Articolo di Annamaria Niccoli
22 gennaio 2026
Quello che doveva essere un mercoledì di lenta ricostruzione si è trasformato nel giorno più buio per la Striscia di Gaza dalla firma del cessate il fuoco dello scorso ottobre. Il 21 gennaio 2026 segna una ferita profonda: undici vite spezzate, tra cui quelle di tre stimati giornalisti e di due ragazzini di appena 13 anni. Un attacco che non ha colpito solo persone, ma ha scosso le fondamenta della diplomazia tra Israele ed Egitto.
La tragedia si è consumata nell’area di Netzarim, nel centro della Striscia. Un missile ha centrato in pieno un veicolo del Comitato Egiziano di Soccorso (Egyptian Relief Committee). Il mezzo era civile, chiaramente contrassegnato dai loghi dell’organizzazione e, secondo i portavoce, la sua attività umanitaria era nota alle forze israeliane. A bordo, tre professionisti stavano documentando la nascita di un nuovo campo profughi gestito dal Cairo.
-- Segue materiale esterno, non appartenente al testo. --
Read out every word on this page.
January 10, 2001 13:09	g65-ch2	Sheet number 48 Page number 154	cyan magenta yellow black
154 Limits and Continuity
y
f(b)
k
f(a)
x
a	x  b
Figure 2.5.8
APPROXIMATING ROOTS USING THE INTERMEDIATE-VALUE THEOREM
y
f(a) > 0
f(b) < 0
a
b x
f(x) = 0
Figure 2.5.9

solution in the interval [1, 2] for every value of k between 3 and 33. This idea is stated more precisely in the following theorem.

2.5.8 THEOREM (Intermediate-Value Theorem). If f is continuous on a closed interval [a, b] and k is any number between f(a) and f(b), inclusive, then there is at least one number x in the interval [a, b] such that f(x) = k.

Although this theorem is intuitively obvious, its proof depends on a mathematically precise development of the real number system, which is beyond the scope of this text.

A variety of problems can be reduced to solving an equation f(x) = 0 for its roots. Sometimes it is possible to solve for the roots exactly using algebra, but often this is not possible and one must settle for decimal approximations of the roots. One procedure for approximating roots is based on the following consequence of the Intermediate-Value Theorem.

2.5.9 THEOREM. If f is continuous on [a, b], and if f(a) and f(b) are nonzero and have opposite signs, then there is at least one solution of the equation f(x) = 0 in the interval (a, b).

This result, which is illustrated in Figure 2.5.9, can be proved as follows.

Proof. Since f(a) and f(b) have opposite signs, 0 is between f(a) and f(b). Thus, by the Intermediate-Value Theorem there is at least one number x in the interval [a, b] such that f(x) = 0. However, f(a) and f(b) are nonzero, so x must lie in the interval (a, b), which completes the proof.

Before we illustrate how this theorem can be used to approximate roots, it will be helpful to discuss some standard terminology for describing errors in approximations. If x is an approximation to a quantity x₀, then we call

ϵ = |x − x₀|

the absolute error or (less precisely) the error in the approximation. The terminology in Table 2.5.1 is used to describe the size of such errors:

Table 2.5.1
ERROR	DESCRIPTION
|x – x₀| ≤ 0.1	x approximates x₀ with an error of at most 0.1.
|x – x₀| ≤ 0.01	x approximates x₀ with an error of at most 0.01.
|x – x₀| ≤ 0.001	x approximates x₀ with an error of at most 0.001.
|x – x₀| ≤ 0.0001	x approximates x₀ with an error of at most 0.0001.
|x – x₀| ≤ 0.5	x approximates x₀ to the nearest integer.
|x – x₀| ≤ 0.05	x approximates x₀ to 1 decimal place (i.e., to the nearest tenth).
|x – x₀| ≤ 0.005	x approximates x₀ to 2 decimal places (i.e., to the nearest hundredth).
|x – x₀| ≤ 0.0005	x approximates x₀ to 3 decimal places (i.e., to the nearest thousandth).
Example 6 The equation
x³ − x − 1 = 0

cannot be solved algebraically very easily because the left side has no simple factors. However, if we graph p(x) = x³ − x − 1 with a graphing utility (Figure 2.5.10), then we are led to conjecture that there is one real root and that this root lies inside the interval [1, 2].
L’esercito israeliano ha confermato l’operazione, sostenendo che le truppe avessero identificato “sospetti che manovravano un drone affiliato ad Hamas”, percepito come una minaccia immediata.
Mohammed Mansour, portavoce del comitato, ha respinto ogni accusa, spiegando che il drone era uno strumento di lavoro standard per le riprese aeree del campo. “Non rappresentavano alcuna minaccia”, ha aggiunto con amarezza Mahmoud Jamal, responsabile della struttura.
La comunità giornalistica internazionale piange tre colleghi stimati: Abdul Raouf Shaat (30 anni): Fotoreporter e videomaker per AFP e CBS News; Mohammed Salah Qashta: Corrispondente e voce del braccio mediatico del Comitato Egiziano; Anas Ghneim: Esperto fotografo freelance e operatore di droni per Smart Media.
Con la loro scomparsa, il bilancio dei giornalisti uccisi dall’inizio del conflitto (ottobre 2023) sale alla drammatica cifra di 260. Tra le altre vittime della giornata figurano anche due tredicenni, uccisi in attacchi separati, di cui uno nel campo di Bureij.
L’incidente ha aperto una crisi diplomatica senza precedenti. L’Egitto ha definito l’accaduto un “precedente pericoloso” e un atto “inammissibile”, avvertendo che questo evento potrebbe rallentare i negoziati per la stabilità della tregua.
Anche da Washington e Londra è giunta una “profonda preoccupazione”. Il Dipartimento di Stato USA ha chiesto a Israele un’indagine rapida e trasparente, anche a causa del coinvolgimento di Shaat con la testata americana CBS.
Le sigle per la libertà di stampa hanno reagito con durezza. Il CPJ (Committee to Protect Journalists) e Reporters Sans Frontières (RSF) hanno chiesto un’indagine indipendente, sottolineando come colpire un veicolo civile segnalato sia una violazione del diritto internazionale. Anche l’UNESCO e l’ONU hanno espresso orrore, richiamando la necessità di proteggere i giornalisti come civili, secondo la Risoluzione 2222.